看不懂的sol|Jun 04, 2025 15:31
Trump forced the Federal Reserve, and the data was far lower than expected!
Tonight, the United States released its May "small non farm" data: the ADP private employment report in May only increased by 37000 people, far below the expected 114000, with a previous increase of 62000 people.
37000 is the lowest level since March 2023.
In addition, the ADP data for April was lowered by 20000 to 60000.
This can't fit in anymore
Immediately, Trump said that Powell must cut interest rates now! He also said, 'This is unbelievable, Europe has already cut interest rates nine times.'.
At present, the US Treasury is facing enormous pressure, which is the direct reason for Trump's continuous approach to the Fed's interest rate cuts!
On the one hand, interest rate cuts can reduce the cost of the US government issuing bonds (the current interest burden is becoming increasingly heavy, to the point where it is almost impossible to pay off the interest);
On the other hand, it is still necessary for the Federal Reserve to restart QE and provide unlimited protection for US bonds! At present, to what extent has the US bond market become difficult?
This morning, there was a news: the US Treasury Department set a record for repurchasing US bonds and began "QE for the Federal Reserve"! At 2:00 p.m. EST Tuesday (June 3), the US Treasury Department announced the results of its latest treasury bond bond repurchase operation - up to $10 billion, which is the largest single treasury bond repurchase operation ever conducted by the US Treasury Department.
Originally, the US Treasury issued bonds, that is, sold treasury bond; The current situation is that some of the treasury bond bonds in the United States are no longer available, and the Federal Reserve is unwilling to release water, so the US Treasury Department can only buy back the bonds itself to cover the bottom of the US treasury bonds.
But the fact is that the US federal budget deficit for fiscal year 2025 will reach $1.865 trillion, accounting for 6.2% of the gross domestic product (GDP). Institutions predict that the US fiscal deficit for the 2026 fiscal year may reach $2.2 trillion, with the deficit ratio rising to 7%! The US Treasury Department actually doesn't have money either.
The money to buy back treasury bond is actually: borrowing new to pay old! The US Treasury Department plans to raise $514 billion in funding for the April June quarter of 2025, with the majority of the funds used to repay maturing debts and repurchase operations.
This "new for old" debt rolling model is its conventional operation: raise funds by auctioning new treasury bond (such as 10-year, 30-year bonds), and then use these funds to buy back the old bonds with poor liquidity in the market.
To use a term that is easier for us Chinese to understand, it is called 'robbing the east wall to make up for the west wall'! Because there are many types of US Treasury bonds in the market, if the liquidity of that bond is too poor and no one wants it at all, the US government will come forward to repurchase some to provide a safety net.
This kind of behavior can only be temporary emergency and cannot last too long. So, that's why Trump is so eager to repeatedly approach the Federal Reserve's interest rate cut.

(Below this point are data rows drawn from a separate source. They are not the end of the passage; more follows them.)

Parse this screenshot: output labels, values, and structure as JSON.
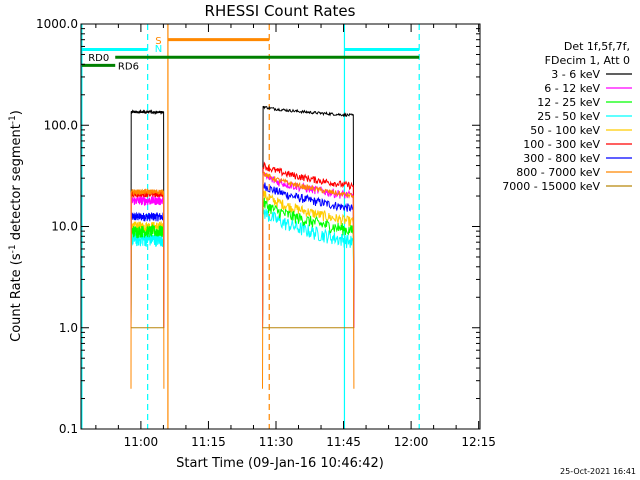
{
  "chart_data": {
    "type": "line",
    "title": "RHESSI Count Rates",
    "xlabel": "Start Time (09-Jan-16 10:46:42)",
    "ylabel_main": "Count Rate (s",
    "ylabel_sup": "-1",
    "ylabel_tail": " detector segment",
    "ylabel_sup2": "-1",
    "ylabel_close": ")",
    "y_scale": "log",
    "ylim": [
      0.1,
      1000
    ],
    "xlim_minutes": [
      46.7,
      135.3
    ],
    "x_ticks": [
      {
        "label": "11:00",
        "minutes": 60
      },
      {
        "label": "11:15",
        "minutes": 75
      },
      {
        "label": "11:30",
        "minutes": 90
      },
      {
        "label": "11:45",
        "minutes": 105
      },
      {
        "label": "12:00",
        "minutes": 120
      },
      {
        "label": "12:15",
        "minutes": 135
      }
    ],
    "y_ticks": [
      {
        "label": "1000.0",
        "value": 1000
      },
      {
        "label": "100.0",
        "value": 100
      },
      {
        "label": "10.0",
        "value": 10
      },
      {
        "label": "1.0",
        "value": 1
      },
      {
        "label": "0.1",
        "value": 0.1
      }
    ],
    "legend": {
      "header": [
        "Det 1f,5f,7f,",
        "FDecim 1, Att 0"
      ],
      "placement": "right"
    },
    "series": [
      {
        "name": "3 - 6 keV",
        "color": "#000000",
        "level1": 135,
        "level2_start": 155,
        "level2_end": 125,
        "noise": 0.03
      },
      {
        "name": "6 - 12 keV",
        "color": "#ff00ff",
        "level1": 18,
        "level2_start": 33,
        "level2_end": 20,
        "noise": 0.1
      },
      {
        "name": "12 - 25 keV",
        "color": "#00ff00",
        "level1": 9,
        "level2_start": 18,
        "level2_end": 9,
        "noise": 0.14
      },
      {
        "name": "25 - 50 keV",
        "color": "#00ffff",
        "level1": 7.5,
        "level2_start": 15,
        "level2_end": 7,
        "noise": 0.16
      },
      {
        "name": "50 - 100 keV",
        "color": "#ffcc00",
        "level1": 10,
        "level2_start": 22,
        "level2_end": 11,
        "noise": 0.12
      },
      {
        "name": "100 - 300 keV",
        "color": "#ff0000",
        "level1": 21,
        "level2_start": 42,
        "level2_end": 25,
        "noise": 0.08
      },
      {
        "name": "300 - 800 keV",
        "color": "#0000ff",
        "level1": 12.5,
        "level2_start": 27,
        "level2_end": 15,
        "noise": 0.1
      },
      {
        "name": "800 - 7000 keV",
        "color": "#ff8800",
        "level1": 22,
        "level2_start": 35,
        "level2_end": 20,
        "noise": 0.06
      },
      {
        "name": "7000 - 15000 keV",
        "color": "#b8860b",
        "level1": 1,
        "level2_start": 1,
        "level2_end": 1,
        "noise": 0.05
      }
    ],
    "segments_minutes": [
      [
        57.8,
        65.1
      ],
      [
        87.0,
        107.3
      ]
    ],
    "annotations": {
      "s_label": "S",
      "n_label": "N",
      "rd0_label": "RD0",
      "rd6_label": "RD6",
      "vlines_minutes": [
        {
          "minutes": 46.9,
          "color": "#00ffff",
          "dash": false
        },
        {
          "minutes": 61.5,
          "color": "#00ffff",
          "dash": true
        },
        {
          "minutes": 66.0,
          "color": "#ff8800",
          "dash": false
        },
        {
          "minutes": 88.5,
          "color": "#ff8800",
          "dash": true
        },
        {
          "minutes": 105.2,
          "color": "#00ffff",
          "dash": false
        },
        {
          "minutes": 121.8,
          "color": "#00ffff",
          "dash": true
        }
      ],
      "hbars": [
        {
          "from": 46.9,
          "to": 61.5,
          "value": 560,
          "color": "#00ffff"
        },
        {
          "from": 105.2,
          "to": 121.8,
          "value": 560,
          "color": "#00ffff"
        },
        {
          "from": 66.0,
          "to": 88.5,
          "value": 700,
          "color": "#ff8800"
        },
        {
          "from": 46.9,
          "to": 54.3,
          "value": 390,
          "color": "#008000"
        },
        {
          "from": 54.3,
          "to": 121.8,
          "value": 470,
          "color": "#008000"
        }
      ]
    }
  },
  "footer": {
    "timestamp": "25-Oct-2021 16:41"
  }
}
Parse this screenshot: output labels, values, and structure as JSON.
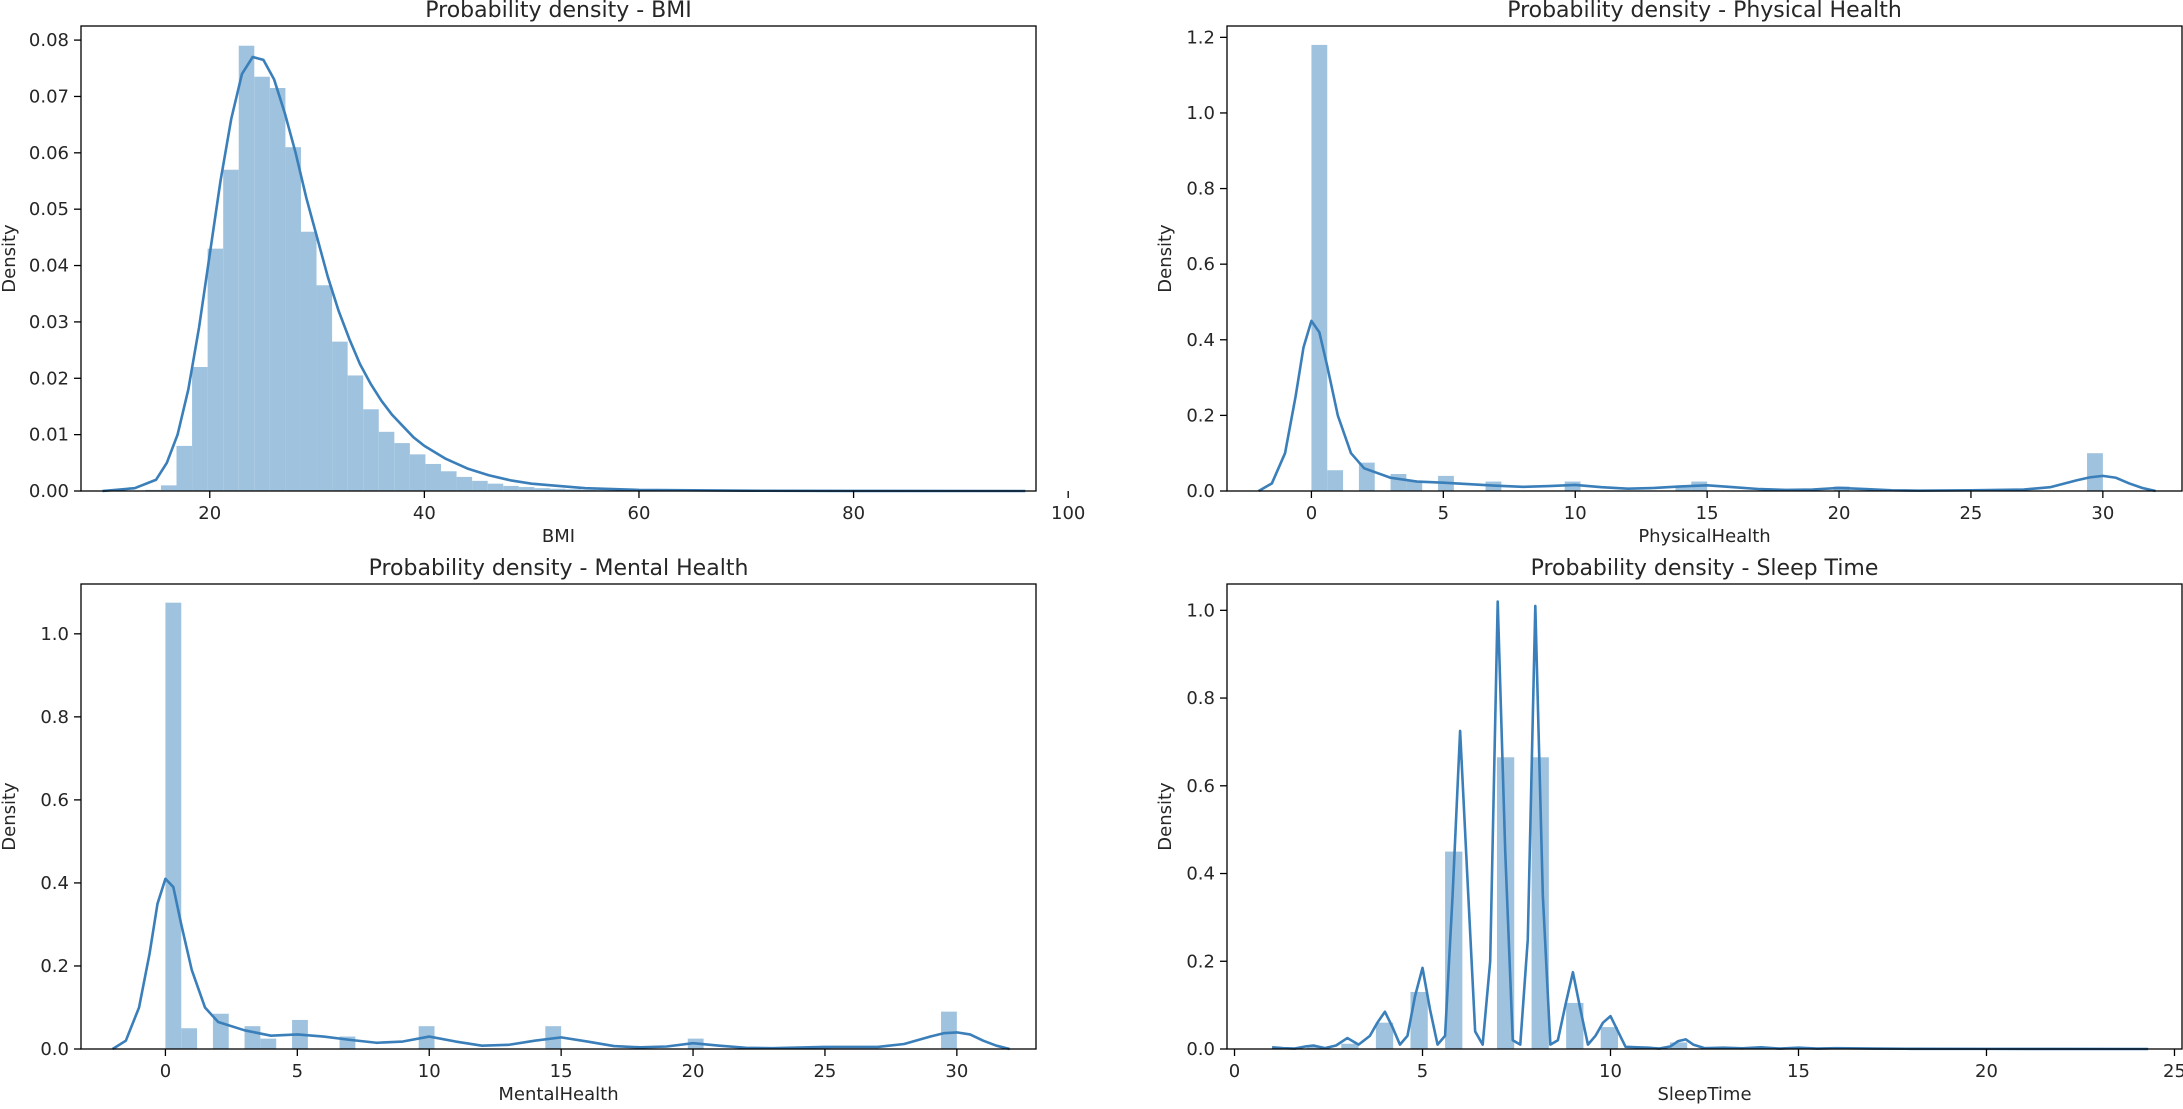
{
  "chart_data": [
    {
      "type": "histogram",
      "title": "Probability density - BMI",
      "xlabel": "BMI",
      "ylabel": "Density",
      "xlim": [
        8,
        97
      ],
      "ylim": [
        0,
        0.0825
      ],
      "xticks": [
        20,
        40,
        60,
        80,
        100
      ],
      "yticks": [
        0.0,
        0.01,
        0.02,
        0.03,
        0.04,
        0.05,
        0.06,
        0.07,
        0.08
      ],
      "tick_decimals": 2,
      "grid": false,
      "bin_width": 1.45,
      "bins": [
        {
          "x": 14.0,
          "density": 0.0002
        },
        {
          "x": 15.45,
          "density": 0.001
        },
        {
          "x": 16.9,
          "density": 0.008
        },
        {
          "x": 18.35,
          "density": 0.022
        },
        {
          "x": 19.8,
          "density": 0.043
        },
        {
          "x": 21.25,
          "density": 0.057
        },
        {
          "x": 22.7,
          "density": 0.079
        },
        {
          "x": 24.15,
          "density": 0.0735
        },
        {
          "x": 25.6,
          "density": 0.0715
        },
        {
          "x": 27.05,
          "density": 0.061
        },
        {
          "x": 28.5,
          "density": 0.046
        },
        {
          "x": 29.95,
          "density": 0.0365
        },
        {
          "x": 31.4,
          "density": 0.0265
        },
        {
          "x": 32.85,
          "density": 0.0205
        },
        {
          "x": 34.3,
          "density": 0.0145
        },
        {
          "x": 35.75,
          "density": 0.0105
        },
        {
          "x": 37.2,
          "density": 0.0085
        },
        {
          "x": 38.65,
          "density": 0.0065
        },
        {
          "x": 40.1,
          "density": 0.0048
        },
        {
          "x": 41.55,
          "density": 0.0035
        },
        {
          "x": 43.0,
          "density": 0.0025
        },
        {
          "x": 44.45,
          "density": 0.0018
        },
        {
          "x": 45.9,
          "density": 0.0013
        },
        {
          "x": 47.35,
          "density": 0.0009
        },
        {
          "x": 48.8,
          "density": 0.0007
        },
        {
          "x": 50.25,
          "density": 0.0005
        },
        {
          "x": 51.7,
          "density": 0.0004
        },
        {
          "x": 53.15,
          "density": 0.0003
        },
        {
          "x": 54.6,
          "density": 0.0002
        },
        {
          "x": 56.05,
          "density": 0.00015
        }
      ],
      "kde": {
        "x": [
          10,
          13,
          15,
          16,
          17,
          18,
          19,
          20,
          21,
          22,
          23,
          24,
          25,
          26,
          27,
          28,
          29,
          30,
          31,
          32,
          33,
          34,
          35,
          36,
          37,
          38,
          39,
          40,
          42,
          44,
          46,
          48,
          50,
          55,
          60,
          70,
          80,
          96
        ],
        "y": [
          0,
          0.0005,
          0.002,
          0.005,
          0.01,
          0.018,
          0.029,
          0.042,
          0.055,
          0.066,
          0.074,
          0.077,
          0.0765,
          0.073,
          0.067,
          0.06,
          0.052,
          0.045,
          0.038,
          0.032,
          0.027,
          0.0225,
          0.019,
          0.016,
          0.0135,
          0.0115,
          0.0095,
          0.008,
          0.0057,
          0.004,
          0.0028,
          0.0019,
          0.0013,
          0.0005,
          0.0002,
          5e-05,
          2e-05,
          0
        ]
      }
    },
    {
      "type": "histogram",
      "title": "Probability density - Physical Health",
      "xlabel": "PhysicalHealth",
      "ylabel": "Density",
      "xlim": [
        -3.2,
        33
      ],
      "ylim": [
        0,
        1.23
      ],
      "xticks": [
        0,
        5,
        10,
        15,
        20,
        25,
        30
      ],
      "yticks": [
        0.0,
        0.2,
        0.4,
        0.6,
        0.8,
        1.0,
        1.2
      ],
      "tick_decimals": 1,
      "grid": false,
      "bin_width": 0.6,
      "bins": [
        {
          "x": 0.0,
          "density": 1.18
        },
        {
          "x": 0.6,
          "density": 0.055
        },
        {
          "x": 1.8,
          "density": 0.075
        },
        {
          "x": 3.0,
          "density": 0.045
        },
        {
          "x": 3.6,
          "density": 0.025
        },
        {
          "x": 4.8,
          "density": 0.04
        },
        {
          "x": 6.6,
          "density": 0.025
        },
        {
          "x": 9.6,
          "density": 0.025
        },
        {
          "x": 13.8,
          "density": 0.01
        },
        {
          "x": 14.4,
          "density": 0.025
        },
        {
          "x": 19.8,
          "density": 0.012
        },
        {
          "x": 29.4,
          "density": 0.1
        }
      ],
      "kde": {
        "x": [
          -2,
          -1.5,
          -1,
          -0.6,
          -0.3,
          0,
          0.3,
          0.6,
          1,
          1.5,
          2,
          3,
          4,
          5,
          6,
          7,
          8,
          9,
          10,
          11,
          12,
          13,
          14,
          15,
          16,
          17,
          18,
          19,
          20,
          21,
          22,
          23,
          25,
          27,
          28,
          29,
          29.5,
          30,
          30.5,
          31,
          31.5,
          32
        ],
        "y": [
          0,
          0.02,
          0.1,
          0.25,
          0.38,
          0.45,
          0.42,
          0.33,
          0.2,
          0.1,
          0.06,
          0.035,
          0.025,
          0.022,
          0.018,
          0.014,
          0.011,
          0.013,
          0.016,
          0.01,
          0.006,
          0.008,
          0.012,
          0.015,
          0.01,
          0.005,
          0.003,
          0.004,
          0.008,
          0.005,
          0.002,
          0.001,
          0.002,
          0.004,
          0.01,
          0.028,
          0.036,
          0.04,
          0.035,
          0.02,
          0.008,
          0
        ]
      }
    },
    {
      "type": "histogram",
      "title": "Probability density - Mental Health",
      "xlabel": "MentalHealth",
      "ylabel": "Density",
      "xlim": [
        -3.2,
        33
      ],
      "ylim": [
        0,
        1.12
      ],
      "xticks": [
        0,
        5,
        10,
        15,
        20,
        25,
        30
      ],
      "yticks": [
        0.0,
        0.2,
        0.4,
        0.6,
        0.8,
        1.0
      ],
      "tick_decimals": 1,
      "grid": false,
      "bin_width": 0.6,
      "bins": [
        {
          "x": 0.0,
          "density": 1.075
        },
        {
          "x": 0.6,
          "density": 0.05
        },
        {
          "x": 1.8,
          "density": 0.085
        },
        {
          "x": 3.0,
          "density": 0.055
        },
        {
          "x": 3.6,
          "density": 0.025
        },
        {
          "x": 4.8,
          "density": 0.07
        },
        {
          "x": 6.6,
          "density": 0.03
        },
        {
          "x": 9.6,
          "density": 0.055
        },
        {
          "x": 14.4,
          "density": 0.055
        },
        {
          "x": 19.8,
          "density": 0.025
        },
        {
          "x": 24.6,
          "density": 0.005
        },
        {
          "x": 29.4,
          "density": 0.09
        }
      ],
      "kde": {
        "x": [
          -2,
          -1.5,
          -1,
          -0.6,
          -0.3,
          0,
          0.3,
          0.6,
          1,
          1.5,
          2,
          3,
          4,
          5,
          6,
          7,
          8,
          9,
          10,
          11,
          12,
          13,
          14,
          15,
          16,
          17,
          18,
          19,
          20,
          21,
          22,
          23,
          25,
          27,
          28,
          29,
          29.5,
          30,
          30.5,
          31,
          31.5,
          32
        ],
        "y": [
          0,
          0.02,
          0.1,
          0.23,
          0.35,
          0.41,
          0.39,
          0.3,
          0.19,
          0.1,
          0.065,
          0.045,
          0.032,
          0.035,
          0.03,
          0.022,
          0.015,
          0.018,
          0.03,
          0.018,
          0.008,
          0.01,
          0.02,
          0.028,
          0.018,
          0.007,
          0.004,
          0.006,
          0.014,
          0.008,
          0.003,
          0.002,
          0.005,
          0.005,
          0.012,
          0.03,
          0.038,
          0.04,
          0.035,
          0.02,
          0.008,
          0
        ]
      }
    },
    {
      "type": "histogram",
      "title": "Probability density - Sleep Time",
      "xlabel": "SleepTime",
      "ylabel": "Density",
      "xlim": [
        -0.2,
        25.2
      ],
      "ylim": [
        0,
        1.06
      ],
      "xticks": [
        0,
        5,
        10,
        15,
        20,
        25
      ],
      "yticks": [
        0.0,
        0.2,
        0.4,
        0.6,
        0.8,
        1.0
      ],
      "tick_decimals": 1,
      "grid": false,
      "bin_width": 0.46,
      "bins": [
        {
          "x": 1.0,
          "density": 0.003
        },
        {
          "x": 1.92,
          "density": 0.006
        },
        {
          "x": 2.84,
          "density": 0.012
        },
        {
          "x": 3.76,
          "density": 0.06
        },
        {
          "x": 4.68,
          "density": 0.13
        },
        {
          "x": 5.6,
          "density": 0.45
        },
        {
          "x": 6.98,
          "density": 0.665
        },
        {
          "x": 7.9,
          "density": 0.665
        },
        {
          "x": 8.82,
          "density": 0.105
        },
        {
          "x": 9.74,
          "density": 0.05
        },
        {
          "x": 11.58,
          "density": 0.015
        },
        {
          "x": 13.88,
          "density": 0.003
        }
      ],
      "kde": {
        "x": [
          1,
          1.3,
          1.6,
          1.9,
          2.1,
          2.4,
          2.7,
          3,
          3.3,
          3.6,
          3.8,
          4,
          4.2,
          4.4,
          4.6,
          4.8,
          5,
          5.2,
          5.4,
          5.6,
          5.8,
          6,
          6.2,
          6.4,
          6.6,
          6.8,
          7,
          7.2,
          7.4,
          7.6,
          7.8,
          8,
          8.2,
          8.4,
          8.6,
          8.8,
          9,
          9.2,
          9.4,
          9.6,
          9.8,
          10,
          10.2,
          10.4,
          10.7,
          11,
          11.3,
          11.6,
          11.8,
          12,
          12.2,
          12.5,
          13,
          13.5,
          14,
          14.5,
          15,
          15.5,
          16,
          17,
          18,
          20,
          22,
          24.3
        ],
        "y": [
          0.004,
          0.002,
          0.001,
          0.006,
          0.008,
          0.002,
          0.008,
          0.025,
          0.01,
          0.03,
          0.06,
          0.085,
          0.05,
          0.01,
          0.03,
          0.12,
          0.185,
          0.09,
          0.01,
          0.03,
          0.35,
          0.725,
          0.38,
          0.04,
          0.01,
          0.2,
          1.02,
          0.45,
          0.02,
          0.01,
          0.25,
          1.01,
          0.35,
          0.01,
          0.02,
          0.1,
          0.175,
          0.09,
          0.01,
          0.03,
          0.06,
          0.075,
          0.04,
          0.005,
          0.004,
          0.003,
          0.001,
          0.006,
          0.018,
          0.022,
          0.01,
          0.002,
          0.003,
          0.0015,
          0.004,
          0.001,
          0.003,
          0.001,
          0.002,
          0.001,
          0.0005,
          0.0003,
          0.0002,
          0
        ]
      }
    }
  ]
}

The Federal Reserve's June interest rate meeting has only two weeks left, so there is no hope of a rate cut in June; The next one will be the interest rate meeting at the end of July.
Let's see if the US bond market can hold on until the interest rate meeting at the end of July... The three-way game between the Federal Reserve, the US government (Trump team), and the market will continue.
No matter how much this process twists and turns, the ultimate result is that the market is really "dead to show you", which will force the Federal Reserve to take action!